Gilt also nach wie vor: Wenn ich das Virus hatte, bin ich dann immun? Nach aktuellem Forschungsstand ja, zumindest gegen diese eine Form des Virus. Das heißt aber nicht, dass man nicht noch einmal erkranken kann. Denn das Virus mutiert, für solche Mutationen ist das Immunsystem dann wieder anfällig. Das lässt sich mit der Influenza vergleichen. Das Grippevirus entwickelt sich auch ständig weiter, deshalb gibt es auch jedes Jahr einen neuen Grippe-Impfstoff.
Was bedeutet es für das Ansteckungsrisiko, wenn Genesene das Virus noch einige Tage lang weiter in sich tragen?
Der wichtigste Punkt dabei: Die überall auf der Welt verwendeten PCR-Tests weisen keineswegs eine Aktivität der Viren nach. Sie schlügen auch bei verbliebenen Resten an, erläutern Brinkmann und Weber. Damit lasse sich nicht erkennen, ob das nachgewiesene Virusmaterial noch infektiös ist oder nicht. Nach derzeitigem Kenntnisstand sei das nach der Genesung nachgewiesene Virusmaterial wohl nicht infektiös für andere, es handle sich sehr wahrscheinlich vorwiegend um totes Material, erklärt Drosten. Es habe dazu bereits erste Analysen gegeben. „Wir konnten nie infektiöses Virus isolieren.“
Welche Funktion haben körpereigene Antikörper?

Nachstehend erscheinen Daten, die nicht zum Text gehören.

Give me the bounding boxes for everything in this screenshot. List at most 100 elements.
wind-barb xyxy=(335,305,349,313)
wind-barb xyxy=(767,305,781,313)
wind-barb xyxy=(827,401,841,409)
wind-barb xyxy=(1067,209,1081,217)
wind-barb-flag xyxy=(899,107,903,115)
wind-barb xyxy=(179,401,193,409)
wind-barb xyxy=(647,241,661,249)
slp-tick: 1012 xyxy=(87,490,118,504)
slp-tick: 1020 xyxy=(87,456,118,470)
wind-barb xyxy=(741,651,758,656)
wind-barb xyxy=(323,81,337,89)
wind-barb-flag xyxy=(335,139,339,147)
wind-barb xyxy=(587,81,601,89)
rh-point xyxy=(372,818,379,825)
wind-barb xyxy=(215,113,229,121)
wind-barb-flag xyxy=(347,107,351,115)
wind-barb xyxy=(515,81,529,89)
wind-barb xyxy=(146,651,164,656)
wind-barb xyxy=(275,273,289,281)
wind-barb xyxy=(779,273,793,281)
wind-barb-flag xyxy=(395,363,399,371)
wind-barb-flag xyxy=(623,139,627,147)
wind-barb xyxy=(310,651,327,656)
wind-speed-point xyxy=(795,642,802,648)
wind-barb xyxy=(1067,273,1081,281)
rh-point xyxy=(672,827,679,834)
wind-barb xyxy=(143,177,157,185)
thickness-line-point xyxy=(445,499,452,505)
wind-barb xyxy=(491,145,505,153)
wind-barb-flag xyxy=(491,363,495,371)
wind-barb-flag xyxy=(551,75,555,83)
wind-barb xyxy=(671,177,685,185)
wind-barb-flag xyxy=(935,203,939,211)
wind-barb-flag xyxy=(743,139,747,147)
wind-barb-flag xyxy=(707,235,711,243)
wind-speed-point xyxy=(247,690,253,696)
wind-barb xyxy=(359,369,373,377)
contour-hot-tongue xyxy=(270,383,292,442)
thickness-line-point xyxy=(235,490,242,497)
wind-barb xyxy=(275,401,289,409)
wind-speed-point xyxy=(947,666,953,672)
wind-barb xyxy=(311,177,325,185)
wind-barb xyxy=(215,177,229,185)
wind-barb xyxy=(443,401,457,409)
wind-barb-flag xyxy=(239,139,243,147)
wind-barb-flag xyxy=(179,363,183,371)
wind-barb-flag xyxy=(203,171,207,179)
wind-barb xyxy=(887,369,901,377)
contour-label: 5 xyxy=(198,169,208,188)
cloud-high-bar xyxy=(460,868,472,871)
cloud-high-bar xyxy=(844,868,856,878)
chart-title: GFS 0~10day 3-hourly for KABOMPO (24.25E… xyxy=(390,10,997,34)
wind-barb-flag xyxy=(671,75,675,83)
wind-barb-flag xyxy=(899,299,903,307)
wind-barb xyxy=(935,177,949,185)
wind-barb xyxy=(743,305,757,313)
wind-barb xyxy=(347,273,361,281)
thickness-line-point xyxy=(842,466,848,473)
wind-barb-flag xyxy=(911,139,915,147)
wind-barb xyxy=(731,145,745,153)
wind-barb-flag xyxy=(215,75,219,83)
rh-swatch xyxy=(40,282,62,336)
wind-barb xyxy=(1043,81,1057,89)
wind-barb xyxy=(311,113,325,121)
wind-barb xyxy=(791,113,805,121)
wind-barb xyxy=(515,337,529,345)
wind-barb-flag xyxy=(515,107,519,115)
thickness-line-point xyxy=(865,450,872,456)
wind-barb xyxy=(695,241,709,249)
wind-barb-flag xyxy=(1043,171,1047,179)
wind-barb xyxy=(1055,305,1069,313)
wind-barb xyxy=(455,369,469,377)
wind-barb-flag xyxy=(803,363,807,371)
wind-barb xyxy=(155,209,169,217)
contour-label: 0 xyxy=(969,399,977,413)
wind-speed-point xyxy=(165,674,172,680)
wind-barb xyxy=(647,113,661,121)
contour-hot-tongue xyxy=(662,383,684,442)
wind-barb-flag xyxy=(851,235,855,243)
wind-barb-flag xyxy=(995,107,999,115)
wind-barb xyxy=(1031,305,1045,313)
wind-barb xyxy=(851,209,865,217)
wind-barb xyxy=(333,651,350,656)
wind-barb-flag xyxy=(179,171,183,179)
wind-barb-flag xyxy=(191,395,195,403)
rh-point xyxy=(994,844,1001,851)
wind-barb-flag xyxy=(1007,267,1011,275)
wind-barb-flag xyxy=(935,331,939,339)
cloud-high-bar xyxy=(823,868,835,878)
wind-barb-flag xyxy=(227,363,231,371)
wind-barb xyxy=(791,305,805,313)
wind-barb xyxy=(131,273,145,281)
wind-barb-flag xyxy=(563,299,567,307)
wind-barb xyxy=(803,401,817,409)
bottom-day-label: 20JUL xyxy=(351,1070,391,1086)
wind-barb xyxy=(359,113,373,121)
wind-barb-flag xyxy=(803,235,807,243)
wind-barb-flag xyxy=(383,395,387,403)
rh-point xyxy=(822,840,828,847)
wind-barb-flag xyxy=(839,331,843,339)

Menschen bilden in ihrem Immunsystem Antikörper gegen verschiedenste Krankheitserreger – auch gegen das Coronavirus. Eine besondere Rolle spielen neutralisierende Antikörper. „Diese patrouillieren praktisch vor der Zelle und fangen das Virus ab, sodass es nicht in die Zelle eintreten kann“, erklärt Virologin Brinkmann vom Helmholtz-Zentrum Braunschweig. Nachdem ein Patient genesen ist, bleiben die Antikörper noch für eine Weile im Blut.
Wie lange schützen Antikörper?
Bei den bislang getesteten Patienten wurden üblicherweise etwa zehn bis 14 Tage nach dem Beginn der Symptome Antikörper gegen SarsCoV-2 im Blut nachgewiesen, die genesene Menschen prinzipiell zumindest einige Zeit vor einer Neuinfektion schützen sollten. Wie gut und wie lange? „Das kann zum derzeitigen Zeitpunkt keiner sicher beurteilen“, erläutern Brinkmann und Weber einhellig.